Yeni çağ özellikleri ile ilgilenenlere göre ise, bu çocuklar  eski kalıpları yıkarak dünyayı değiştirmek ve daha iyi hale getirmek için yeryüzüne gelmektedirler , en iyi anladıkları dil de sevgi dilidir.
Anne babaların ve daha eski kuşakların onlardan öğrenecekleri çok şey vardır .’’
Pek çok kişinin bugüne kadar ben bu çocuklardan ne öğrenebilirim ki diye düşündüğüne eminim.
Ama bakın işte öğretiyorlar:
Oluşturulan insan zincirleri ve yardımlaşma örnekleri ile türk gençlerinin insani yönünün,her türlü din dil ırk ayrımlarının üzerinde olduğunu ve kendi içlerinde barış içinde bir yaşam kurabileceklerini görüyoruz.
Onlar ,mini eteklisi, eşofmanlısı, türbanlısı, namaz kılanı,kılmayanı, farklı etnik kökenlisi,biribirleriyle geçinebiliyorlar,aynı yerde barınıyor,yiyeceklerini,içeceklerini paylaşabiliyorlar.
Aynı ağacın gölgesinde barınabiliyor,birbirlerinin gazdan yaşaran gözlerini silebiliyorlar.
Paylaşamayan ve toleranssız olanlar başkaları mı acaba?
Siyasi liderlerin bu insani yapıyı anlamasının şart olduğunu düşünüyorum.
Ayrıca Dünya’da  da hiçbir baskı rejimi  sonsuza dek   yaşayamamıştır,çünkü baskı insan doğasına aykırıdır.

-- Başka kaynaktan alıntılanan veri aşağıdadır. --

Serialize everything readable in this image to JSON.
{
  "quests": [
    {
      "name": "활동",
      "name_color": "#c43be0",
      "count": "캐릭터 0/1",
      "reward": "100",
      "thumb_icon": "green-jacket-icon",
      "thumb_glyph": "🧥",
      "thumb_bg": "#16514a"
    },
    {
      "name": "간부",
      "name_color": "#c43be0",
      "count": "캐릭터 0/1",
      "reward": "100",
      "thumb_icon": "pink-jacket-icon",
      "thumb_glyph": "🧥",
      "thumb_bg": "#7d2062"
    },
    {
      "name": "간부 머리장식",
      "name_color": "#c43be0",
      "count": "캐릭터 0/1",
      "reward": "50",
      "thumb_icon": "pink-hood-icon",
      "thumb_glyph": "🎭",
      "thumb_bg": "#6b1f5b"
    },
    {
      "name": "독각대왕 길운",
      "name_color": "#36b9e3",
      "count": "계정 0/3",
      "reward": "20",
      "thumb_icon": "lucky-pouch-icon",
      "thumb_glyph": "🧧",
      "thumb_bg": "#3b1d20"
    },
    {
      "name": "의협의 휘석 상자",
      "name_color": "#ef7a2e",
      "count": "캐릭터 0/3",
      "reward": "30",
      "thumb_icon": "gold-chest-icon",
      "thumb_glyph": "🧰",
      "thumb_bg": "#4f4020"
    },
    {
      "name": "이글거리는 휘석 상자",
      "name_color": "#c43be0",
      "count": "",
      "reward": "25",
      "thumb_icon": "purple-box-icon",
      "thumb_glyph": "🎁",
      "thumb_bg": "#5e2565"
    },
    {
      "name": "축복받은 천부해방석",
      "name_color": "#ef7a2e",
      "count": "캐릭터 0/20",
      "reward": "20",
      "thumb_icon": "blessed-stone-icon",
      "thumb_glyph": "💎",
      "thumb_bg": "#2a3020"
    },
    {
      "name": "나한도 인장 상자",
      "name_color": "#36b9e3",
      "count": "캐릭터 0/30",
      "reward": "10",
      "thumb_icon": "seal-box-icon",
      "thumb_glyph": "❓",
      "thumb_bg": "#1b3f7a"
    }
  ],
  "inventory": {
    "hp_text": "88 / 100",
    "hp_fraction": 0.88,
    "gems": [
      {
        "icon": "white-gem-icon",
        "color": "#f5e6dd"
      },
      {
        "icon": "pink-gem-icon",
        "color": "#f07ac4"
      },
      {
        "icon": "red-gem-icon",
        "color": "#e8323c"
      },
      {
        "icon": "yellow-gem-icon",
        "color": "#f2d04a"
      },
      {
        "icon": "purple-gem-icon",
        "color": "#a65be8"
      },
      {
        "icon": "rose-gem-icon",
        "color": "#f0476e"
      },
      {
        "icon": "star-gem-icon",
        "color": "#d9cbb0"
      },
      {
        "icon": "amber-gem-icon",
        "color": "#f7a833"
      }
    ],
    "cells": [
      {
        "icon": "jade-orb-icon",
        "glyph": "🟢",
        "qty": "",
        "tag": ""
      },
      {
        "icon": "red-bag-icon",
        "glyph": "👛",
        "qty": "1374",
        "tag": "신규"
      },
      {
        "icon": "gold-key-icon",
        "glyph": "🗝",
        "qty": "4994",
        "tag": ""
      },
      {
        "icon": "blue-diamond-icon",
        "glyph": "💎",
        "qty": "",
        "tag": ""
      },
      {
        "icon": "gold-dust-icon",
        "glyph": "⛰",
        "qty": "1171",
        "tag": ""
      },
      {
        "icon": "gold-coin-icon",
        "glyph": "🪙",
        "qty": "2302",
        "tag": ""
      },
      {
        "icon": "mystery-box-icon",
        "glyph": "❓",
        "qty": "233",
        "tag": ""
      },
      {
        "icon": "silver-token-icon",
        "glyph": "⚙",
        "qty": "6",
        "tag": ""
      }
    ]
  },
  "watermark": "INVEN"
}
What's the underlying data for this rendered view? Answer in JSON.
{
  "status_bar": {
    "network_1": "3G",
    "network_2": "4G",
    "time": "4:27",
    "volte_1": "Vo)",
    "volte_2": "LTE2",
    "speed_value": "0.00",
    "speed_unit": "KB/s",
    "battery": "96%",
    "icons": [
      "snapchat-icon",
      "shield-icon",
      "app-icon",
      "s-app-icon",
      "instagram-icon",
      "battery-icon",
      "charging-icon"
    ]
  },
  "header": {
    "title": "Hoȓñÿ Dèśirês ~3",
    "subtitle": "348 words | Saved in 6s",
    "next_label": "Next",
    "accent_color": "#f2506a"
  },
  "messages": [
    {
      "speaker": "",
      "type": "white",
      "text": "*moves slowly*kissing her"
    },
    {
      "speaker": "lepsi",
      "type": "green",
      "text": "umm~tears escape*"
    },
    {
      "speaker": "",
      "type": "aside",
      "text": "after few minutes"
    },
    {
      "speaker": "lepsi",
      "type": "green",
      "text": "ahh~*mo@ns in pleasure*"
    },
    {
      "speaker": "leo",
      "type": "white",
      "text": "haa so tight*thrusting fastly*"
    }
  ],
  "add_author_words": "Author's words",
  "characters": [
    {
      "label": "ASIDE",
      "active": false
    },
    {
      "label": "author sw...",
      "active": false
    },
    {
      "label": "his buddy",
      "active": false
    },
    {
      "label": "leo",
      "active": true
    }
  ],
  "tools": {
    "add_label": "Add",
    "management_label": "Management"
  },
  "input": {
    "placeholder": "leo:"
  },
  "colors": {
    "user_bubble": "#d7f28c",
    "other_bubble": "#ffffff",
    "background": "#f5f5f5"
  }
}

Şiddet şiddeti tetiklerken;
Gezi parkı ile başlayan bu olaylar sürecinde en önemlisi  Türk milletinin ezilemiyeceğini,onuruna gururuna dokunulduğunda,haysiyetiyle oynandığında genç yaşlı  sokaklara dökülebileceği ve hakları için mücadele edebileceklerini ve birşeyleri değiştirebileceğini bir kere daha  gördük.